Beyond hospitals and care homes, sports halls and convention centres emptied by lockdown measures will become venues for mass inoculations.
In Italy, temporary solar-powered healthcare pavilions designed to look like five-petalled primrose flowers – a symbol of spring – have sprung up in town squares.
Pedro Pires waited for a shot with other nurses at Lisbon’s Santa Maria hospital at the end of a 10-hour overnight shift. “It has been tiring … a lot of work,” he said.
Branka Anicic, a resident of a care home in Zagreb and the first person to get a shot in Croatia, was delighted. “I’m happy I will now be able to see my great-grandchildren,” she said.
New variant offers fresh challenge
The vaccination drive is all the more urgent because of the concern around a new variant of the virus linked to a rapid expansion of cases in Britain. In recent days, Sweden and France have also detected cases of the variant.
So far, scientists say there is no evidence to suggest vaccines will be any less effective against it.
In Spain, doses were being delivered by air to its island territories and the North African enclaves of Ceuta and Melilla. Portugal is establishing separate cold storage units for its Atlantic outposts of Madeira and the Azores.
In France, a 78-year-old former domestic worker, who gave her name as Mauricette, said she was moved when she received the first vaccination outside tests in the country. Staff around her in the Rene-Muret hospital in the Parisian suburb of Sevran broke into applause.

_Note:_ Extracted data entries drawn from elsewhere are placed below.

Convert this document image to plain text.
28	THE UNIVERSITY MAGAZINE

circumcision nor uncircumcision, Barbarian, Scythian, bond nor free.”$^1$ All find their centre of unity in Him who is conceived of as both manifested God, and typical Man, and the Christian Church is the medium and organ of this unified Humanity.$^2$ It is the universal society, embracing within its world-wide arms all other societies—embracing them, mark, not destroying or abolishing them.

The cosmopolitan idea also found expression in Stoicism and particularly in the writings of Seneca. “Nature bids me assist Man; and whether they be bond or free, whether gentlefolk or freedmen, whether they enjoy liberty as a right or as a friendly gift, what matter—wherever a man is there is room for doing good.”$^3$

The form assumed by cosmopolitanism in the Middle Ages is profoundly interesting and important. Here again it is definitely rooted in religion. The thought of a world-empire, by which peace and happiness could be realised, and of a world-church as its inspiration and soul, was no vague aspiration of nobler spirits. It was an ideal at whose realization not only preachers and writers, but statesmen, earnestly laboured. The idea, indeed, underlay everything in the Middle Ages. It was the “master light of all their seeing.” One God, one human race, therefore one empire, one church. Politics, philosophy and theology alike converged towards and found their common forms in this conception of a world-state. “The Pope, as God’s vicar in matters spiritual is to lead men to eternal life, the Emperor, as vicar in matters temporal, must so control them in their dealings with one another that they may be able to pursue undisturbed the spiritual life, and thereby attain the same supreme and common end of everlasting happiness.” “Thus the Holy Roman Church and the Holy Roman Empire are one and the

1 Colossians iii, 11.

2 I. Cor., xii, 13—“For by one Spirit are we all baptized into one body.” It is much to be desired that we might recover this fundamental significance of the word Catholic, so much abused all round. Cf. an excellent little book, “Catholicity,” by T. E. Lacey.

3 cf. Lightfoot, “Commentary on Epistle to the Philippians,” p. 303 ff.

In the Czech Republic, Prime Minister Andrej Babis was at the head of the queue. In Austria, three women and two men over 80 got the vaccine at the Medical University of Vienna as Chancellor Sebastian Kurz looked on.
“We are at war, but our weapon has arrived and it is in these small vials,” the head of Bulgaria’s anti-virus taskforce, General Ventsislav Mutafchiiski said after getting his vaccination in Sofia.
Outside the EU, Britain, Switzerland and Serbia have already started vaccinating their citizens in recent weeks.